Using reinforcement-learning algorithms, the bots were given around a day or two to devise their new body parts and come up with effective locomotion strategies, which together formed a walker’s “policy,” in the parlance of AI researchers. The learning process is similar to trial-and-error, except the bots, via reinforcement learning, are rewarded when they come up with good strategies, which then leads them toward even better solutions. This is why reinforcement learning is so powerful—it speeds up the learning process as the bots experiment with various solutions, many of which are unconventional and unpredictable by human standards.
For the first test (above), Ha placed a walker in a basic environment with no obstacles and gently rolling terrain. Using its default body plan, the bot adopted a rather cheerful-looking skipping locomotion strategy. After the learning stage, however, it modified its legs such that they were thinner and longer. With these modified limbs, the walker used its legs as springs, quickly hopping across the terrain.
The introduction of more challenging terrain (above), such as having to walk over obstacles, travel up and down hills, and jump over pits, introduced some radical new policies, namely the invention of an elongated rear “tail” with a dramatically thickened end. Armed with this configuration, the walkers hopped successfully around the obstacle course.
By this point in the experiment, Ha could see that reinforcement learning was clearly working. Allowing a walker “to learn a better version of its body obviously enables it to achieve better performance,” he wrote in the study.
Not content to stop there, Ha played around with the idea of motivating the walkers to adopt some design decisions that weren’t necessarily beneficial to its performance. The reason for this, he said, is that “we may want our agent to learn a design that utilizes the least amount of materials while still achieving satisfactory performance on the task.”
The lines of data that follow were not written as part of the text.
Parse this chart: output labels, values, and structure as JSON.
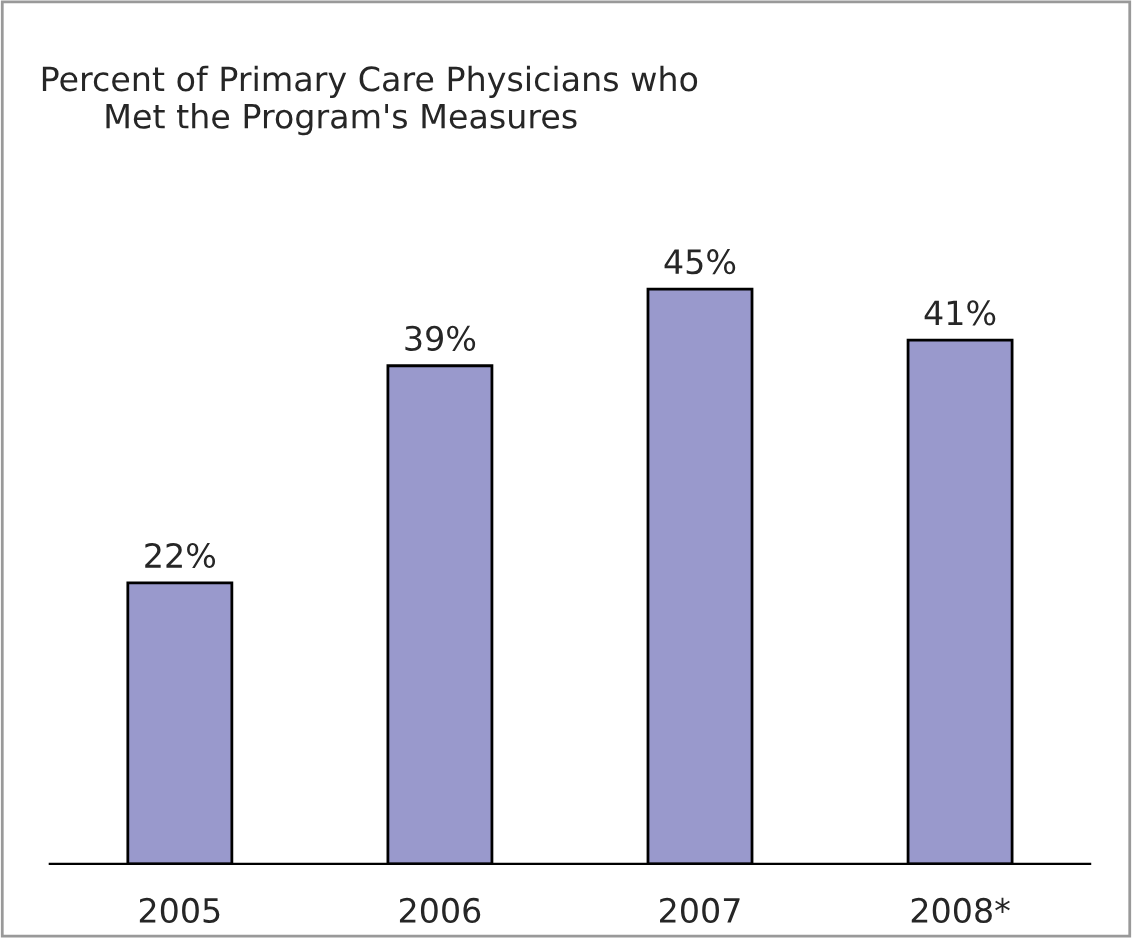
{
  "chart_data": {
    "type": "bar",
    "title": "Percent of Primary Care Physicians who\n      Met the Program's Measures",
    "categories": [
      "2005",
      "2006",
      "2007",
      "2008*"
    ],
    "values": [
      22,
      39,
      45,
      41
    ],
    "value_labels": [
      "22%",
      "39%",
      "45%",
      "41%"
    ],
    "color": "#9999cc",
    "grid": false,
    "legend": false
  }
}
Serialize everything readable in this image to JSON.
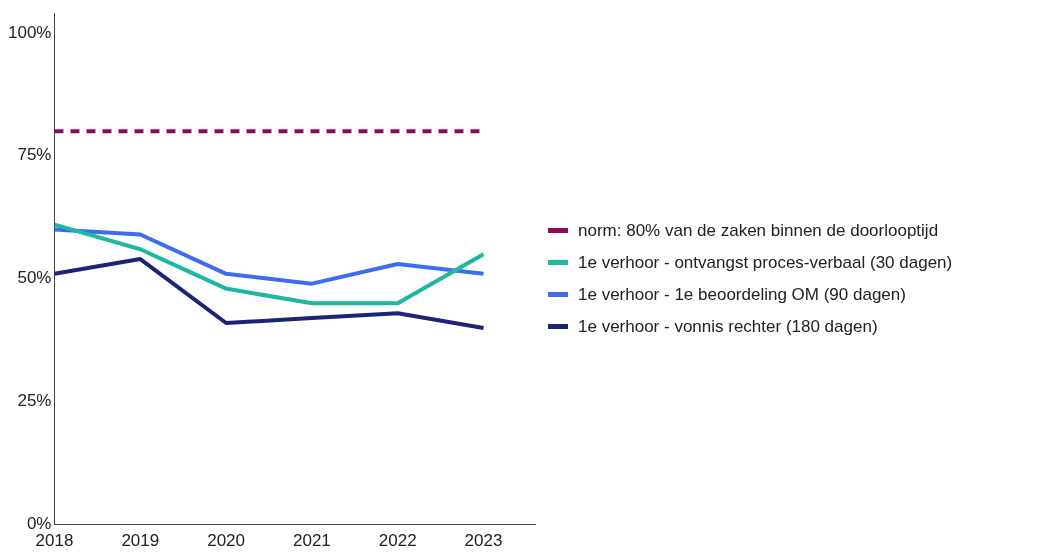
{
  "chart_data": {
    "type": "line",
    "x": [
      2018,
      2019,
      2020,
      2021,
      2022,
      2023
    ],
    "xlim": [
      2018,
      2023.6
    ],
    "xticks": [
      2018,
      2019,
      2020,
      2021,
      2022,
      2023
    ],
    "ylim": [
      0,
      104
    ],
    "yticks": [
      {
        "value": 0,
        "label": "0%"
      },
      {
        "value": 25,
        "label": "25%"
      },
      {
        "value": 50,
        "label": "50%"
      },
      {
        "value": 75,
        "label": "75%"
      },
      {
        "value": 100,
        "label": "100%"
      }
    ],
    "grid": false,
    "legend": "right",
    "marker": "none",
    "series": [
      {
        "name": "norm: 80% van de zaken binnen de doorlooptijd",
        "color": "#8e0c57",
        "values": [
          80,
          80,
          80,
          80,
          80,
          80
        ],
        "line_style": "dashed"
      },
      {
        "name": "1e verhoor - ontvangst proces-verbaal (30 dagen)",
        "color": "#1cb8a0",
        "values": [
          61,
          56,
          48,
          45,
          45,
          55
        ]
      },
      {
        "name": "1e verhoor - 1e beoordeling OM (90 dagen)",
        "color": "#3d6cf2",
        "values": [
          60,
          59,
          51,
          49,
          53,
          51
        ]
      },
      {
        "name": "1e verhoor - vonnis rechter (180 dagen)",
        "color": "#1b2479",
        "values": [
          51,
          54,
          41,
          42,
          43,
          40
        ]
      }
    ]
  }
}
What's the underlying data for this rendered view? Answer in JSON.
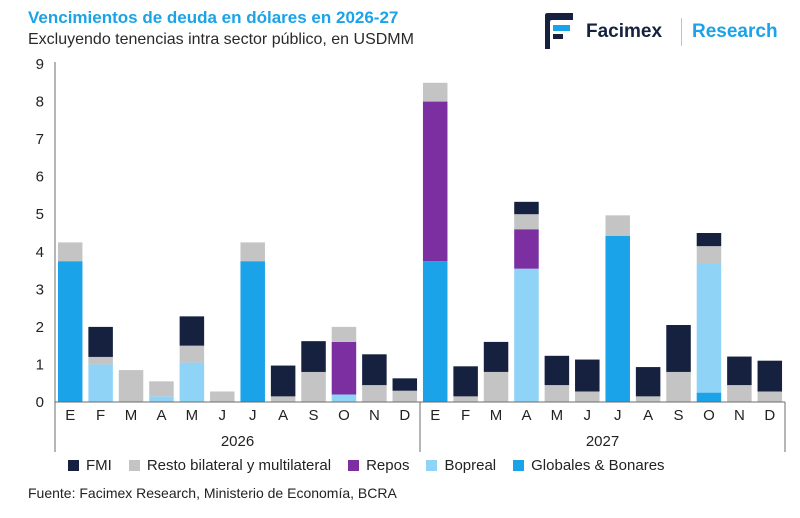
{
  "header": {
    "brand": "Facimex",
    "brand_suffix": "Research"
  },
  "source": "Fuente: Facimex Research, Ministerio de Economía, BCRA",
  "chart_data": {
    "type": "bar",
    "stacked": true,
    "title": "Vencimientos de deuda en dólares en 2026-27",
    "subtitle": "Excluyendo tenencias intra sector público, en USDMM",
    "ylim": [
      0,
      9
    ],
    "yticks": [
      0,
      1,
      2,
      3,
      4,
      5,
      6,
      7,
      8,
      9
    ],
    "categories": [
      "E",
      "F",
      "M",
      "A",
      "M",
      "J",
      "J",
      "A",
      "S",
      "O",
      "N",
      "D",
      "E",
      "F",
      "M",
      "A",
      "M",
      "J",
      "J",
      "A",
      "S",
      "O",
      "N",
      "D"
    ],
    "groups": [
      {
        "label": "2026",
        "start": 0,
        "end": 11
      },
      {
        "label": "2027",
        "start": 12,
        "end": 23
      }
    ],
    "series": [
      {
        "name": "Globales & Bonares",
        "color": "#1aa3e8",
        "values": [
          3.75,
          0,
          0,
          0,
          0,
          0,
          3.75,
          0,
          0,
          0,
          0,
          0,
          3.75,
          0,
          0,
          0,
          0,
          0,
          4.42,
          0,
          0,
          0.25,
          0,
          0
        ]
      },
      {
        "name": "Bopreal",
        "color": "#8fd3f7",
        "values": [
          0,
          1.0,
          0,
          0.15,
          1.05,
          0,
          0,
          0,
          0,
          0.2,
          0,
          0,
          0,
          0,
          0,
          3.55,
          0,
          0,
          0,
          0,
          0,
          3.45,
          0,
          0
        ]
      },
      {
        "name": "Repos",
        "color": "#7b2fa0",
        "values": [
          0,
          0,
          0,
          0,
          0,
          0,
          0,
          0,
          0,
          1.4,
          0,
          0,
          4.25,
          0,
          0,
          1.05,
          0,
          0,
          0,
          0,
          0,
          0,
          0,
          0
        ]
      },
      {
        "name": "Resto bilateral y multilateral",
        "color": "#c4c4c4",
        "values": [
          0.5,
          0.2,
          0.85,
          0.4,
          0.45,
          0.28,
          0.5,
          0.15,
          0.8,
          0.4,
          0.45,
          0.3,
          0.5,
          0.15,
          0.8,
          0.4,
          0.45,
          0.28,
          0.55,
          0.15,
          0.8,
          0.45,
          0.45,
          0.28
        ]
      },
      {
        "name": "FMI",
        "color": "#15213f",
        "values": [
          0,
          0.8,
          0,
          0,
          0.78,
          0,
          0,
          0.82,
          0.82,
          0,
          0.82,
          0.33,
          0,
          0.8,
          0.8,
          0.33,
          0.78,
          0.85,
          0,
          0.78,
          1.25,
          0.35,
          0.76,
          0.82
        ]
      }
    ],
    "legend": [
      "FMI",
      "Resto bilateral y multilateral",
      "Repos",
      "Bopreal",
      "Globales & Bonares"
    ]
  }
}
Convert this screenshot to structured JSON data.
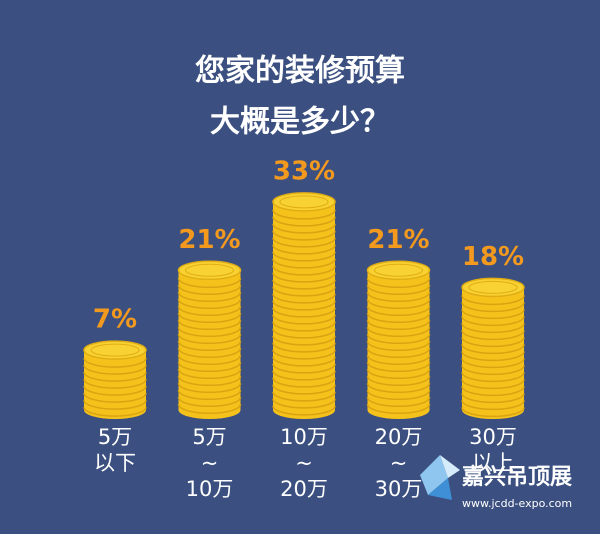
{
  "chart_data": {
    "type": "coin-stack",
    "title": [
      "您家的装修预算",
      "大概是多少？"
    ],
    "categories": [
      [
        "5万",
        "以下"
      ],
      [
        "5万",
        "~",
        "10万"
      ],
      [
        "10万",
        "~",
        "20万"
      ],
      [
        "20万",
        "~",
        "30万"
      ],
      [
        "30万",
        "以上"
      ]
    ],
    "values": [
      7,
      21,
      33,
      21,
      18
    ],
    "value_labels": [
      "7%",
      "21%",
      "33%",
      "21%",
      "18%"
    ],
    "color": "#f4c21b",
    "label_color": "#f39a1e"
  },
  "watermark": {
    "name": "嘉兴吊顶展",
    "url": "www.jcdd-expo.com"
  }
}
So for the next test, Ha rewarded an agent for developing legs that were smaller in area (above). With the bot motivated to move efficiently across the terrain, and using the tiniest legs possible (it no longer had to adhere to the 75 percent rule), the walker adopted a rather conventional bipedal style while navigating the easy terrain (it needed just 8 percent of the leg area used in the original design).
But the walker really struggled to come up with a sensible policy when having to navigate the challenging terrain. In the example shown above, which was the best strategy it could muster, the walker used 27 percent of the area of its original design. Reinforcement learning is good, but it’s no guarantee that a bot will come up with something brilliant. In some cases, a good solution simply doesn’t exist.